Méli-mélo, je voulais connaitre le pays de mes ancêtres, à commencer par Lisbon ou Lisboa pour un Roua. Mais mondialisation oblige, nous voila partout innondé par ce tourisme de masse et des pickpockets qui font partie intégrale du paysage.
Sur le chemin du retour Av de la Liberdade, ma liberté prend fin, on a piqué le Iphone, les cartes de credit et le cash de ma chère conjointe. Et moi qui avant mon depart ait refusé un abonnement tel/internet et des assurances dégâts, me voici bien embarassé, je ne peux rien contacter si ce n’est ma betise. On rentre donc à l’hotel d’où on annule d’abord les cartes de crédit, mais avant d’annuler les banquiers via leurs porte-paroles ne cessent de répéter qu’une nouvelle carte arrivera dans 4 jours. Oh rage! ce qui m’interesse c’est de bloquer ma carte, ce qui les interesse avant tout c’est de me vendre une carte !
Bref on arrive au principal probléme, le Iphone qui est devenu notre nouvelle maison, tout y est installé, banque, documents, les photos souvenirs, les enfants, les petits, la famille, les amis et le perdre c’est se sentir subitement sans liens. Oui, il y a « Find my Iphone« , on essaye donc mais rien, car le télephone perdu/volé n’est pas relié à l’internet. Mais c’est oublier que Big Brother Apple qu’on le veuille ou pas nous traque sans cesse et subitement le télephone est localisé dans un jardin public entre un hotel et un bordel Place de Alegria, vraiment la joie de l’espoir. Je saute dans un taxi et me rend au jardin, mon chauffeur de taxi m’attend et je me mets à rechercher presqu’aveuglement puisque mon propre télephone  aussi n’est pas relié à l’internet dés que je quitte l’hôtel.

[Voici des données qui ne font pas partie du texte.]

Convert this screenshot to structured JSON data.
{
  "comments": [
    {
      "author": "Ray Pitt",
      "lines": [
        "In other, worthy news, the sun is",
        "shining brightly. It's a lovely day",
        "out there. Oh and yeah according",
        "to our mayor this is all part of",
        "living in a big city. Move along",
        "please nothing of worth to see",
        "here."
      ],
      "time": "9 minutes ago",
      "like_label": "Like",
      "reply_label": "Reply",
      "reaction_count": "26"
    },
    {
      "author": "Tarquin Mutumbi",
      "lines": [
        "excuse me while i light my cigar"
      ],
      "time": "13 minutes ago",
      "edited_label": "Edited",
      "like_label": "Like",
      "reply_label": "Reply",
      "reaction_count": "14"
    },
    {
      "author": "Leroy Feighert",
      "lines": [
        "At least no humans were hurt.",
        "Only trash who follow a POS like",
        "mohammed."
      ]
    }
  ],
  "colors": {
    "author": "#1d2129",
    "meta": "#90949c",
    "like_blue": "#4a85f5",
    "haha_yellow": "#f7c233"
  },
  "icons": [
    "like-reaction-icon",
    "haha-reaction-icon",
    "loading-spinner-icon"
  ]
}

Des dizaines de poubelles et prés de chacune je fais sonner mon telephone sur le Iphone  perdu pour pouvoir le localiser d’après le son. Peine perdue et il commence à faire nuit. Mais là, le chauffeur de taxi me signale qu’il a un wi-fi dans son taxi et grace à cela on peut mieux localiser le iphone, on s’y rapproche en taxi mais on ne peut dire si il est à l’interieur du jardin ou en dehors, puisque la localisation est approximative. La encore mon chauffeur de taxi que je nommerais Vasco de Gama, souvenez vous Vasco le portuguais a découvert la route des Indes par mer en 1499 et mon Vasco m’a aidé à découvrir  mon Iphone et ma bêtise  en 2019.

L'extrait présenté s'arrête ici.